The University needed a teaching hospital in Los Angeles to make Madison College become accredited. The board of directors selected Magan to develop the hospital, which was an expensive thing to achieve. Although the General Conference supported a fundraiser, funds were given slowly for institutions in Loma Linda. Despite this, Sutherland attracted Lida Funk Scott, daughter and heiress to a share of Isaac K. Funk's company, Funk & Wagnalls. Having converted to the Adventist Church in Battle Creek, Scott wanted to help the College. Sutherland suggested to support the teaching hospital in California.

Scott donated thousands of dollars to the College of Medical Evangelists, with a $30,000 funding on the start of the Adventist White Memorial Hospital, at the College's infancy. Many physicians arrived in Madison College, making the institution prosper into a golden age by 1920 to 1950.

He held the role as President of that institution until 1946 and as trustee until 1951. His presidency was succeeded by Thomas Wilson Steen.

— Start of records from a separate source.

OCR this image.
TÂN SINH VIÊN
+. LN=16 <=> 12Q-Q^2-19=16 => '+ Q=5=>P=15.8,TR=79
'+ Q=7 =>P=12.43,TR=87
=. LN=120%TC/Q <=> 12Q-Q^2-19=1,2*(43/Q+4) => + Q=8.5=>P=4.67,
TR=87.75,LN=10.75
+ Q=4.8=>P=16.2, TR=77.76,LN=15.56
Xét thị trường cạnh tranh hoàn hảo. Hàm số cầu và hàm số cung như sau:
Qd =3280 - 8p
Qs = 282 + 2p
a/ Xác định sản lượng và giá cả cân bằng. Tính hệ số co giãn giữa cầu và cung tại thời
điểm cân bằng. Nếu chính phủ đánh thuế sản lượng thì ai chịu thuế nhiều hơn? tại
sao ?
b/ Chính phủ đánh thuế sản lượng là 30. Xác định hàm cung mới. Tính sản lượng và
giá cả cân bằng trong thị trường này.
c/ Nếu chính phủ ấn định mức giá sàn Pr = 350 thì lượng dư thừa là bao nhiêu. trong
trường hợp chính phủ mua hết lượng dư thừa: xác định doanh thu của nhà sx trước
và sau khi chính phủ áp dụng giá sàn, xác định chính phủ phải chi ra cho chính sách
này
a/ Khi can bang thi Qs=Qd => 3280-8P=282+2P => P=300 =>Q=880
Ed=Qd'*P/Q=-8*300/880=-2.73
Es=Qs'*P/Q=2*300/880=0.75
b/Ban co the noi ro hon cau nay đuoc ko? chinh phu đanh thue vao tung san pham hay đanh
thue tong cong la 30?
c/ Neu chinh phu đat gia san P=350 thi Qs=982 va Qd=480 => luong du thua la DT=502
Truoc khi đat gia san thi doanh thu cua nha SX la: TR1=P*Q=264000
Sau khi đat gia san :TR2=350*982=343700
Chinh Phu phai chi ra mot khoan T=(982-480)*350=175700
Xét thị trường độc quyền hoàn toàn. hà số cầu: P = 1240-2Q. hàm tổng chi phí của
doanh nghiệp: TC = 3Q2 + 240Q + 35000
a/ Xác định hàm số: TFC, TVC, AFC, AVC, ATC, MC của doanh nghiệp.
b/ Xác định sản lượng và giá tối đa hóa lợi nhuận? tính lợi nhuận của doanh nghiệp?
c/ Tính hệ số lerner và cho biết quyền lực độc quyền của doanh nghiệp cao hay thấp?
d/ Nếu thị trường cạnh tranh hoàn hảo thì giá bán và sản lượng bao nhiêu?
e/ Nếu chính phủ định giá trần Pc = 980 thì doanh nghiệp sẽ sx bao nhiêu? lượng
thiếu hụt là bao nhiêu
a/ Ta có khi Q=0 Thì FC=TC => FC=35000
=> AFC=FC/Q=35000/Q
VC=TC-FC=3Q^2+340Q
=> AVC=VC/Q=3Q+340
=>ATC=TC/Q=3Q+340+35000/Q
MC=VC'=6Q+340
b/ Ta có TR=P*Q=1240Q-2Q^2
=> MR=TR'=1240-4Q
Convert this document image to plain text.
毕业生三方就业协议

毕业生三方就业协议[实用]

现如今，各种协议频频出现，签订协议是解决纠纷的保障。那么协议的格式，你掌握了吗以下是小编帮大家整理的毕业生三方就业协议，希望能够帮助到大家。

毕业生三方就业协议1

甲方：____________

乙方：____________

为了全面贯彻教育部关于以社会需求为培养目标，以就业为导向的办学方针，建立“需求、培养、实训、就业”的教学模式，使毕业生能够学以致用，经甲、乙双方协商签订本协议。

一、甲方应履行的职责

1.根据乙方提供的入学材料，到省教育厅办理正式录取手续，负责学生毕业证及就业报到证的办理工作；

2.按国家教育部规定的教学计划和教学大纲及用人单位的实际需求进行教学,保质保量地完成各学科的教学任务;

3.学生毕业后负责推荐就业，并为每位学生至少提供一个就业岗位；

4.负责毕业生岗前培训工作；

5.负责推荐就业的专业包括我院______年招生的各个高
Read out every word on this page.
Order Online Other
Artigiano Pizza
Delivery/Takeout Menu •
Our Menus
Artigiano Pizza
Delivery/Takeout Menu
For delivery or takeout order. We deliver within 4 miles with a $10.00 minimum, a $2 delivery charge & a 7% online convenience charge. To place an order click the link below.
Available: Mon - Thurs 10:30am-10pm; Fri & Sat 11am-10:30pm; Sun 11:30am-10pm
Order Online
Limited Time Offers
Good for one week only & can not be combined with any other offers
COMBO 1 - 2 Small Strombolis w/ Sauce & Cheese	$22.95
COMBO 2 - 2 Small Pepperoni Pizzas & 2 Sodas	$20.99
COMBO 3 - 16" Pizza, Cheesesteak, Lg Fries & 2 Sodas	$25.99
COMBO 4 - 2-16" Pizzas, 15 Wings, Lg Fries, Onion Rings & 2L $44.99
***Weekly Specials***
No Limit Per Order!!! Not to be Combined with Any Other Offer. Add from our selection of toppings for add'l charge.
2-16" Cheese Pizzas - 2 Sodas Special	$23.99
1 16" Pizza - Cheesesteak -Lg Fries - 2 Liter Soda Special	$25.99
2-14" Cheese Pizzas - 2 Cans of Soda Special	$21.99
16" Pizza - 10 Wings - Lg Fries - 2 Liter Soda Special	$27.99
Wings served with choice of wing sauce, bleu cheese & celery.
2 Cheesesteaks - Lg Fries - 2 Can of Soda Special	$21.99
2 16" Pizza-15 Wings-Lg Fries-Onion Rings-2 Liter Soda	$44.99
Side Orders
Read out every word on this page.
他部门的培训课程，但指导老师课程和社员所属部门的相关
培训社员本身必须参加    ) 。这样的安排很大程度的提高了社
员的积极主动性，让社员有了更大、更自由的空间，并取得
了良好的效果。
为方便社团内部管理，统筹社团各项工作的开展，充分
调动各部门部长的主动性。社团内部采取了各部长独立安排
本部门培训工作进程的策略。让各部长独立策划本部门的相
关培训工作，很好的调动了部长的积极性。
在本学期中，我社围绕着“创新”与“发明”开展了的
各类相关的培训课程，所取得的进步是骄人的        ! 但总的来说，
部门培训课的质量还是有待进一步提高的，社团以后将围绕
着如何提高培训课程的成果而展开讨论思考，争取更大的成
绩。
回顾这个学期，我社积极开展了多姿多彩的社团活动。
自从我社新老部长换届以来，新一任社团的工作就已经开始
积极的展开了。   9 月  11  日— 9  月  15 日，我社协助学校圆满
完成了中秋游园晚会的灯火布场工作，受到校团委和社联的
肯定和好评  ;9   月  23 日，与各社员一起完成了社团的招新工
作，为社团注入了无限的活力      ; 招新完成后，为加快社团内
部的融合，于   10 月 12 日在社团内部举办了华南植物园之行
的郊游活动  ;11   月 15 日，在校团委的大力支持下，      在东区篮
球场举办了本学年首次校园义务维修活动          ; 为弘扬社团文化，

=== Later life and death ===
From 1924 until his death, Sutherland served as the President of the Layman Foundation, an organization which fostered other self-supporting institutions patterned after Madison. He aldo worked as the chairman of the Druillard Trust from 1946 up until his death.

Later, in 1946, he became executive secretary of the newly formed Association of Self-Supporting Institutions for four years. At the same time, he also became executive secretary of the Seventh-day Adventist Commission on Rural Living. At one time, he was a member of the Tennessee State Board for Licensing in the Healing Arts.

Edward Alexander Sutherland died on June 20, 1955, in Madison, Tennessee.

== Personal life ==
Sutherland married twice in his life. He first married on August 13, 1890, in Paw Paw, Michigan, to Sallie Viola Bralliar and had two children together. Bralliar died in 1953, and he remarried on April 14, 1954, in Madison, Tennessee, to M. Bessie DeGraw.